Es ist so erquickend morgens um 7 Uhr bei Sonnenschein in die Fluten zu springen, um sich richtig wach zu machen und sich körperlich auszupowern. Nur mit einem flüchtigen Blick von den beiden Mädchen gewürdigt, die mit dem Fahrrad kamen, um sich zum Reden auf die Bank zu setzen. Oder nur um auf den Kalmarsund zu schauen? Richtig, nicht per Social Media sondern face to face. Das gibt es in Schweden auch. Erst jetzt fiel es mir auf, wie ich das wöchentliche Schwimmen am Röttgen in der Coronazeit vermisst habe.
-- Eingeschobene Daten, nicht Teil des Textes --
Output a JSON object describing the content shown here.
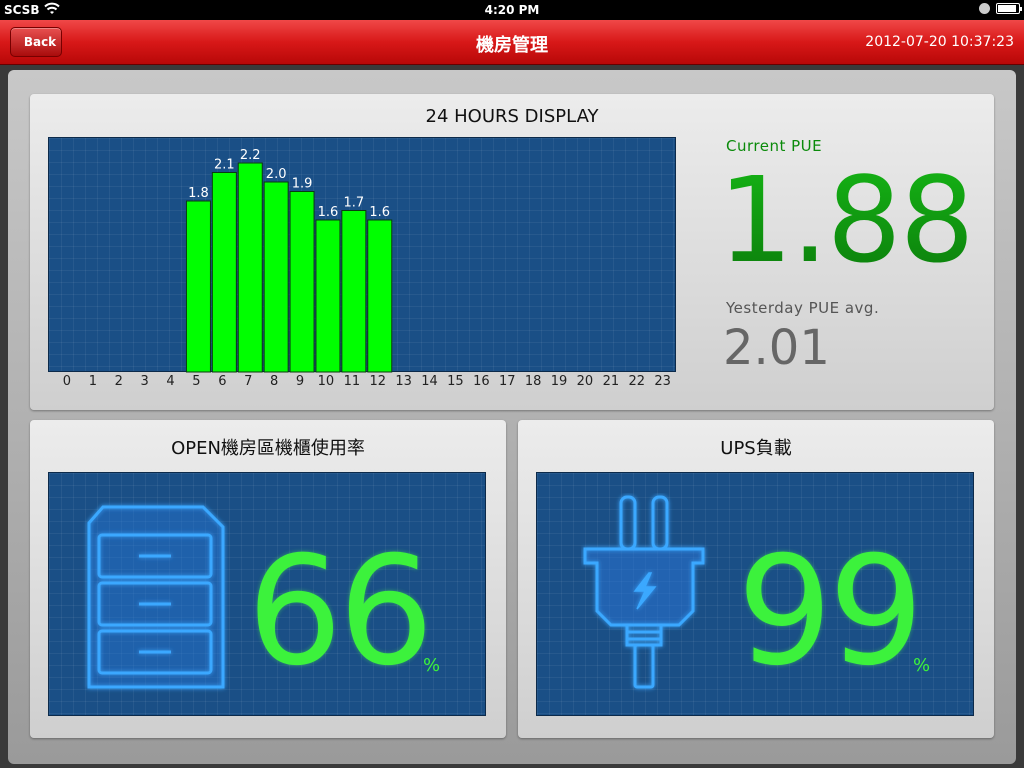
{
  "status_bar": {
    "carrier": "SCSB",
    "time": "4:20 PM"
  },
  "nav": {
    "back_label": "Back",
    "title": "機房管理",
    "datetime": "2012-07-20 10:37:23",
    "color": "#d81818"
  },
  "pue_panel": {
    "title": "24 HOURS DISPLAY",
    "current_label": "Current  PUE",
    "current_value": "1.88",
    "yesterday_label": "Yesterday  PUE  avg.",
    "yesterday_value": "2.01"
  },
  "chart_data": {
    "type": "bar",
    "title": "24 HOURS DISPLAY",
    "categories": [
      "0",
      "1",
      "2",
      "3",
      "4",
      "5",
      "6",
      "7",
      "8",
      "9",
      "10",
      "11",
      "12",
      "13",
      "14",
      "15",
      "16",
      "17",
      "18",
      "19",
      "20",
      "21",
      "22",
      "23"
    ],
    "values": [
      null,
      null,
      null,
      null,
      null,
      1.8,
      2.1,
      2.2,
      2.0,
      1.9,
      1.6,
      1.7,
      1.6,
      null,
      null,
      null,
      null,
      null,
      null,
      null,
      null,
      null,
      null,
      null
    ],
    "ylim": [
      0,
      2.4
    ],
    "bar_color": "#00ff00",
    "background_color": "#1a4f86",
    "grid": true
  },
  "rack_panel": {
    "title": "OPEN機房區機櫃使用率",
    "value": "66",
    "unit": "%",
    "icon": "cabinet-icon"
  },
  "ups_panel": {
    "title": "UPS負載",
    "value": "99",
    "unit": "%",
    "icon": "power-plug-icon"
  }
}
Auf dem Abschnitt zum sehr romantischen Häfchen Kristiansopel mit achterlichen Wind kamen mir sehr viele Schiffe entgegen. Nur nach Süden, in meine Richtung, war ich fast alleine unterwegs. Ich nehme einmal an, dass nicht nur in Schweden sondern auch in Dänemark und Deutschland die Sommerferien begonnen hatten. Auch im Hafen wurde es voll. Gut, dass ich so früh losgesegelt bin.
Am späten Nachmittag war ich einem Tipp von dem Schweizer Seglerehepaar aus Hörvigk gefolgt und im Kristanopels Gästgiveri speisen. Ein solchen Hochgenuss in einem wunderschönen Garten zu erleben war ein Highlight auf dieser Tour. Sehr zu empfehlen und ein Muss wenn man zufällig in Kristianopel ist.
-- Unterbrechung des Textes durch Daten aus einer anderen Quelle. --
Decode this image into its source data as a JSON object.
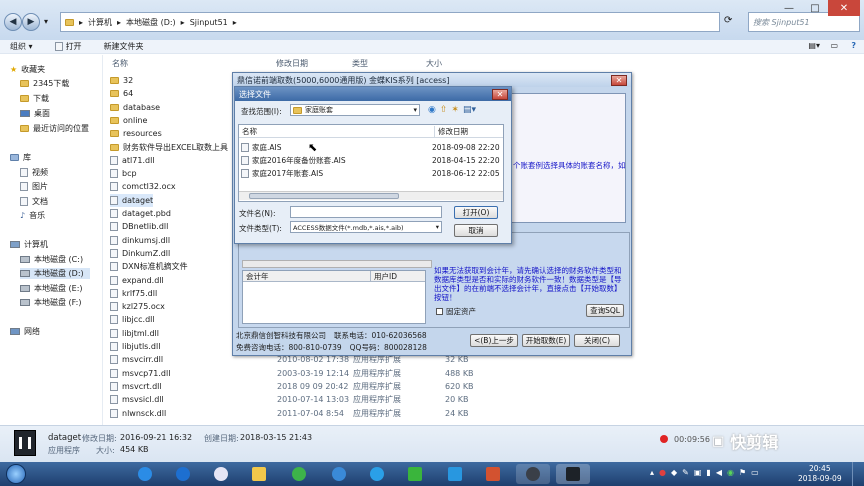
{
  "explorer": {
    "breadcrumb": [
      "计算机",
      "本地磁盘 (D:)",
      "Sjinput51"
    ],
    "search_placeholder": "搜索 Sjinput51",
    "toolbar": {
      "organize": "组织 ▾",
      "open": "打开",
      "new_folder": "新建文件夹"
    },
    "columns": {
      "name": "名称",
      "date": "修改日期",
      "type": "类型",
      "size": "大小"
    },
    "nav": {
      "favorites": "收藏夹",
      "fav_items": [
        "2345下载",
        "下载",
        "桌面",
        "最近访问的位置"
      ],
      "libraries": "库",
      "lib_items": [
        "视频",
        "图片",
        "文档",
        "音乐"
      ],
      "computer": "计算机",
      "drives": [
        "本地磁盘 (C:)",
        "本地磁盘 (D:)",
        "本地磁盘 (E:)",
        "本地磁盘 (F:)"
      ],
      "network": "网络"
    },
    "files": [
      {
        "name": "32",
        "kind": "folder",
        "date": "",
        "type": "",
        "size": ""
      },
      {
        "name": "64",
        "kind": "folder",
        "date": "",
        "type": "",
        "size": ""
      },
      {
        "name": "database",
        "kind": "folder",
        "date": "",
        "type": "",
        "size": ""
      },
      {
        "name": "online",
        "kind": "folder",
        "date": "",
        "type": "",
        "size": ""
      },
      {
        "name": "resources",
        "kind": "folder",
        "date": "",
        "type": "",
        "size": ""
      },
      {
        "name": "财务软件导出EXCEL取数上具",
        "kind": "folder",
        "date": "",
        "type": "",
        "size": ""
      },
      {
        "name": "atl71.dll",
        "kind": "file",
        "date": "",
        "type": "",
        "size": ""
      },
      {
        "name": "bcp",
        "kind": "file",
        "date": "",
        "type": "",
        "size": ""
      },
      {
        "name": "comctl32.ocx",
        "kind": "file",
        "date": "",
        "type": "",
        "size": ""
      },
      {
        "name": "dataget",
        "kind": "file",
        "date": "",
        "type": "",
        "size": ""
      },
      {
        "name": "dataget.pbd",
        "kind": "file",
        "date": "",
        "type": "",
        "size": ""
      },
      {
        "name": "DBnetlib.dll",
        "kind": "file",
        "date": "",
        "type": "",
        "size": ""
      },
      {
        "name": "dinkumsj.dll",
        "kind": "file",
        "date": "",
        "type": "",
        "size": ""
      },
      {
        "name": "DinkumZ.dll",
        "kind": "file",
        "date": "",
        "type": "",
        "size": ""
      },
      {
        "name": "DXN标准机摘文件",
        "kind": "file",
        "date": "",
        "type": "",
        "size": ""
      },
      {
        "name": "expand.dll",
        "kind": "file",
        "date": "",
        "type": "",
        "size": ""
      },
      {
        "name": "krlf75.dll",
        "kind": "file",
        "date": "",
        "type": "",
        "size": ""
      },
      {
        "name": "kzl275.ocx",
        "kind": "file",
        "date": "",
        "type": "",
        "size": ""
      },
      {
        "name": "libjcc.dll",
        "kind": "file",
        "date": "",
        "type": "",
        "size": ""
      },
      {
        "name": "libjtml.dll",
        "kind": "file",
        "date": "",
        "type": "",
        "size": ""
      },
      {
        "name": "libjutls.dll",
        "kind": "file",
        "date": "",
        "type": "",
        "size": ""
      },
      {
        "name": "msvcirr.dll",
        "kind": "file",
        "date": "2010-08-02 17:38",
        "type": "应用程序扩展",
        "size": "32 KB"
      },
      {
        "name": "msvcp71.dll",
        "kind": "file",
        "date": "2003-03-19 12:14",
        "type": "应用程序扩展",
        "size": "488 KB"
      },
      {
        "name": "msvcrt.dll",
        "kind": "file",
        "date": "2018 09 09 20:42",
        "type": "应用程序扩展",
        "size": "620 KB"
      },
      {
        "name": "msvsicl.dll",
        "kind": "file",
        "date": "2010-07-14 13:03",
        "type": "应用程序扩展",
        "size": "20 KB"
      },
      {
        "name": "nlwnsck.dll",
        "kind": "file",
        "date": "2011-07-04 8:54",
        "type": "应用程序扩展",
        "size": "24 KB"
      }
    ],
    "status": {
      "filename": "dataget",
      "modified_label": "修改日期:",
      "modified": "2016-09-21 16:32",
      "created_label": "创建日期:",
      "created": "2018-03-15 21:43",
      "kind": "应用程序",
      "size_label": "大小:",
      "size": "454 KB"
    }
  },
  "main_dialog": {
    "title": "鼎信诺前端取数(5000,6000通用版)   金蝶KIS系列  [access]",
    "right_text": "个账套例选择具体的账套名称，如",
    "grid_headers": [
      "会计年",
      "用户ID"
    ],
    "note": "如果无法获取到会计年，请先确认选择的财务软件类型和数据库类型是否和实际的财务软件一致！数据类型是【导出文件】的在前端不选择会计年，直接点击【开始取数】按钮！",
    "fixed_asset_label": "固定资产",
    "query_sql": "查询SQL",
    "company": "北京鼎信创智科技有限公司",
    "phone_label": "联系电话：010-62036568",
    "hotline": "免费咨询电话：800-810-0739",
    "qq": "QQ号码：800028128",
    "buttons": {
      "prev": "<(B)上一步",
      "start": "开始取数(E)",
      "close": "关闭(C)"
    }
  },
  "open_dialog": {
    "title": "选择文件",
    "lookin_label": "查找范围(I):",
    "lookin_value": "家庭账套",
    "col_name": "名称",
    "col_date": "修改日期",
    "files": [
      {
        "name": "家庭.AIS",
        "date": "2018-09-08 22:20"
      },
      {
        "name": "家庭2016年度备份账套.AIS",
        "date": "2018-04-15 22:20"
      },
      {
        "name": "家庭2017年账套.AIS",
        "date": "2018-06-12 22:05"
      }
    ],
    "filename_label": "文件名(N):",
    "filetype_label": "文件类型(T):",
    "filetype_value": "ACCESS数据文件(*.mdb,*.ais,*.aib)",
    "open_button": "打开(O)",
    "cancel_button": "取消"
  },
  "recorder": {
    "time": "00:09:56",
    "brand": "快剪辑"
  },
  "taskbar": {
    "time": "20:45",
    "date": "2018-09-09"
  }
}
Zum Thema früh los. Wenn ihr meint, so ein Segeltoern ist ein entspannter Urlaub, da muss ich euch enttäuschen. Das fängt meistens in der Nacht an, wenn um 4 Uhr die Wetterdaten aktualisiert werden. Schnell noch einmal reinschauen, ob die geplante Route so hinhaut, oder etwas geändert werden muss. Dann hört man die Nachbarn im Hafen schon gegen 5 Uhr ablegen und achtet auf die, durch den Wind klappernde Fallen. An entspanntes Schlafen ist dann nicht mehr zu denken. Dafür geht man sehr zeitig abends in die Koje. Dann will man zum Waschraum und dann das – Seenebel. Da könnte ich mich direkt wieder hinlegen, denn unter diesen Bedingungen abzulegen ist sehr Verantwortungslos. Also wird heute ein Frühstücksei gekocht, ist ja Sonntag.
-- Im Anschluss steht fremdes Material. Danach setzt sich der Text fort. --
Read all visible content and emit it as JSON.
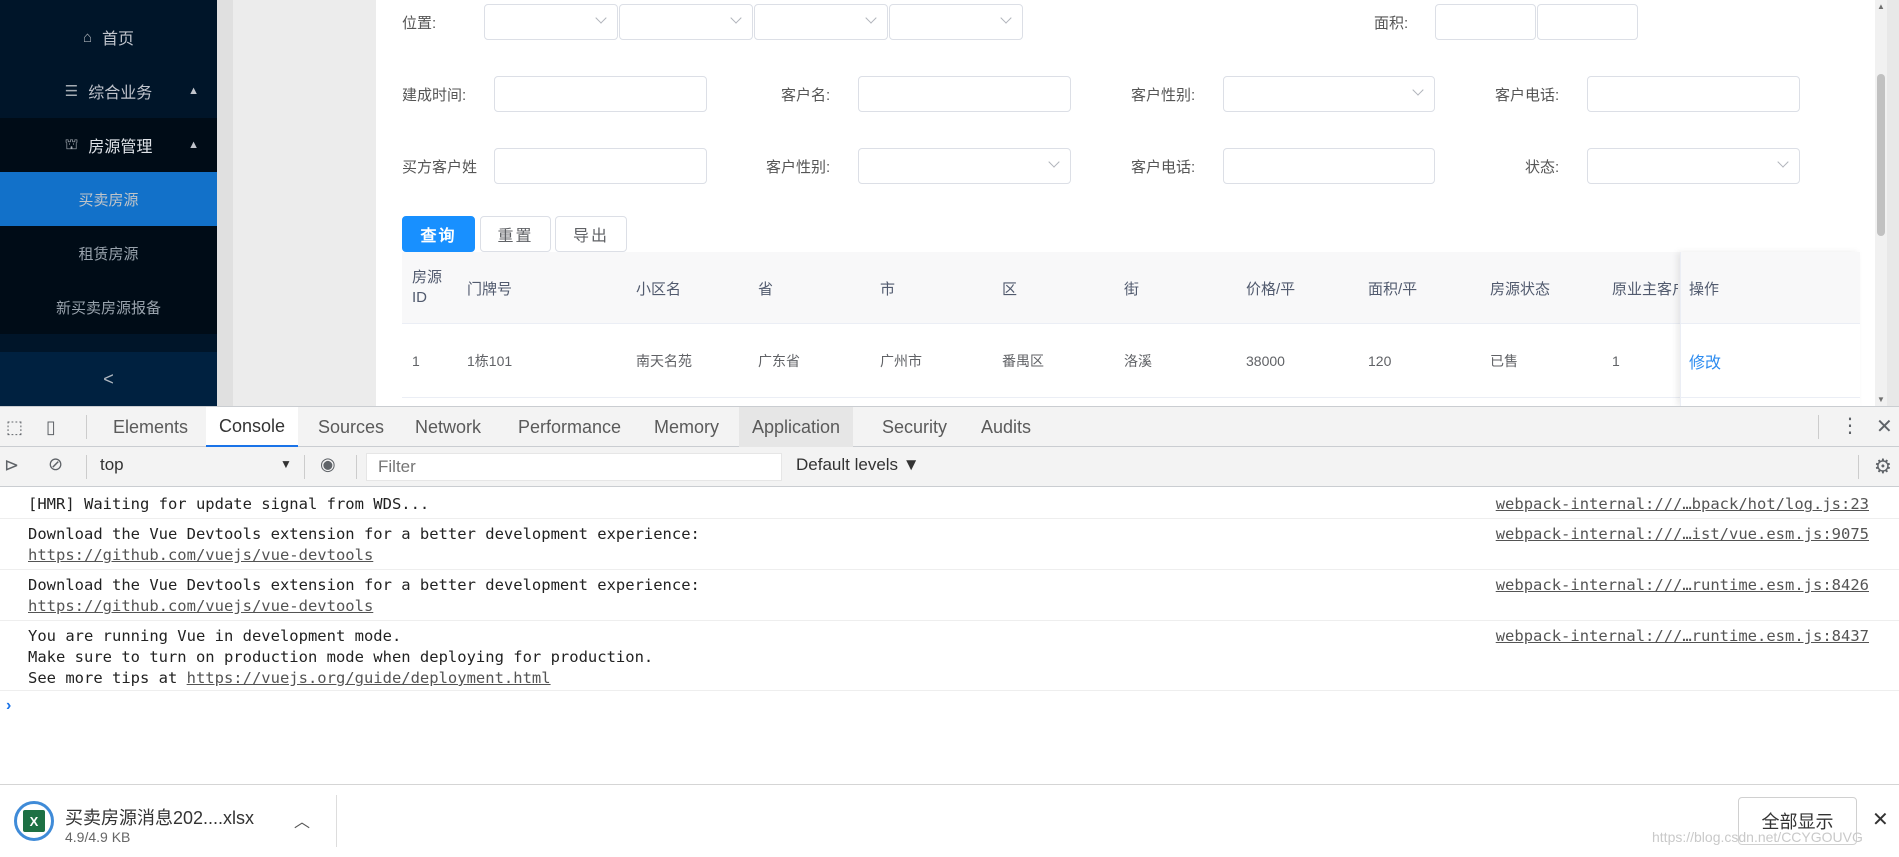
{
  "sidebar": {
    "home": "首页",
    "business": "综合业务",
    "house_mgmt": "房源管理",
    "sub_items": [
      "买卖房源",
      "租赁房源",
      "新买卖房源报备"
    ],
    "collapse": "<"
  },
  "filters": {
    "location_label": "位置:",
    "area_label": "面积:",
    "build_time_label": "建成时间:",
    "customer_name_label": "客户名:",
    "customer_gender_label": "客户性别:",
    "customer_phone_label": "客户电话:",
    "buyer_surname_label": "买方客户姓",
    "buyer_gender_label": "客户性别:",
    "buyer_phone_label": "客户电话:",
    "status_label": "状态:"
  },
  "buttons": {
    "query": "查询",
    "reset": "重置",
    "export": "导出"
  },
  "table": {
    "headers": [
      "房源ID",
      "门牌号",
      "小区名",
      "省",
      "市",
      "区",
      "街",
      "价格/平",
      "面积/平",
      "房源状态",
      "原业主客户",
      "操作"
    ],
    "header_first_line1": "房源",
    "header_first_line2": "ID",
    "row": [
      "1",
      "1栋101",
      "南天名苑",
      "广东省",
      "广州市",
      "番禺区",
      "洛溪",
      "38000",
      "120",
      "已售",
      "1"
    ],
    "action": "修改"
  },
  "devtools": {
    "tabs": [
      "Elements",
      "Console",
      "Sources",
      "Network",
      "Performance",
      "Memory",
      "Application",
      "Security",
      "Audits"
    ],
    "active_tab": "Console",
    "context": "top",
    "filter_placeholder": "Filter",
    "levels": "Default levels ▼",
    "logs": [
      {
        "msg": "[HMR] Waiting for update signal from WDS...",
        "src": "webpack-internal:///…bpack/hot/log.js:23"
      },
      {
        "msg": "Download the Vue Devtools extension for a better development experience:",
        "link": "https://github.com/vuejs/vue-devtools",
        "src": "webpack-internal:///…ist/vue.esm.js:9075"
      },
      {
        "msg": "Download the Vue Devtools extension for a better development experience:",
        "link": "https://github.com/vuejs/vue-devtools",
        "src": "webpack-internal:///…runtime.esm.js:8426"
      },
      {
        "msg": "You are running Vue in development mode.",
        "msg2": "Make sure to turn on production mode when deploying for production.",
        "msg3_prefix": "See more tips at ",
        "link": "https://vuejs.org/guide/deployment.html",
        "src": "webpack-internal:///…runtime.esm.js:8437"
      }
    ],
    "prompt": "›"
  },
  "download": {
    "file_name": "买卖房源消息202....xlsx",
    "size": "4.9/4.9 KB",
    "show_all": "全部显示",
    "watermark": "https://blog.csdn.net/CCYGOUVG"
  }
}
So gegen 9 Uhr hatte sich der Nebel verzogen und im Hafen wurden die Motoren gestartet und es wurde abgelegt. So auch ich und bei schönstem Segelwetter ging es mit Kurs auf die Schären vor Karlskrona. Nach kaum zwei Stunden war der Spaß vorbei. Zuerst schlief der Wind ein und dann kam der Nebel zurück.
Schrecklich mit Motorgetucker über 3 Stunden im Nebel zu stochern. Ich hatte meinen Kurs durch das enge Fahrwasser der Schären schon abgeschrieben, als Land in Sicht kam und die Sonne und der Wind den Nebel vertrieb. Toll, aber ein sehr ungutes Gefühl blieb, da nach meinen Seekarten die Tiefe in der äußerst engen Rinne nicht angegeben war. Da sah ich auf den Plotter ein AIS von einer deutschen Jacht, die wohl gerade das Fahrwasser verlassen hatte. Also Funkgerät zur Hand und nachgefragt. Bingo ist tief genug für mich. Dann ging es los. Eine romantische Reise durch die Schären nach Karlskrona, aber natürlich hoch konzentriert auf den Kurs, Tonnen und Tiefenmesser, aber zum Schluss noch unter Segel.
Im Stadthafen wurde ich mit wildem Gekreische empfangen. Konnte aber auch sein, dass es mit der Kirmes zu tun hatte, die am Ufer aufgebaut war. Trotzdem eine tolle Marina, preiswert, nah am Zentrum und Sauna im Preis inbegriffen, die ich selbstverständlich nach diesem Tag besuchen musste.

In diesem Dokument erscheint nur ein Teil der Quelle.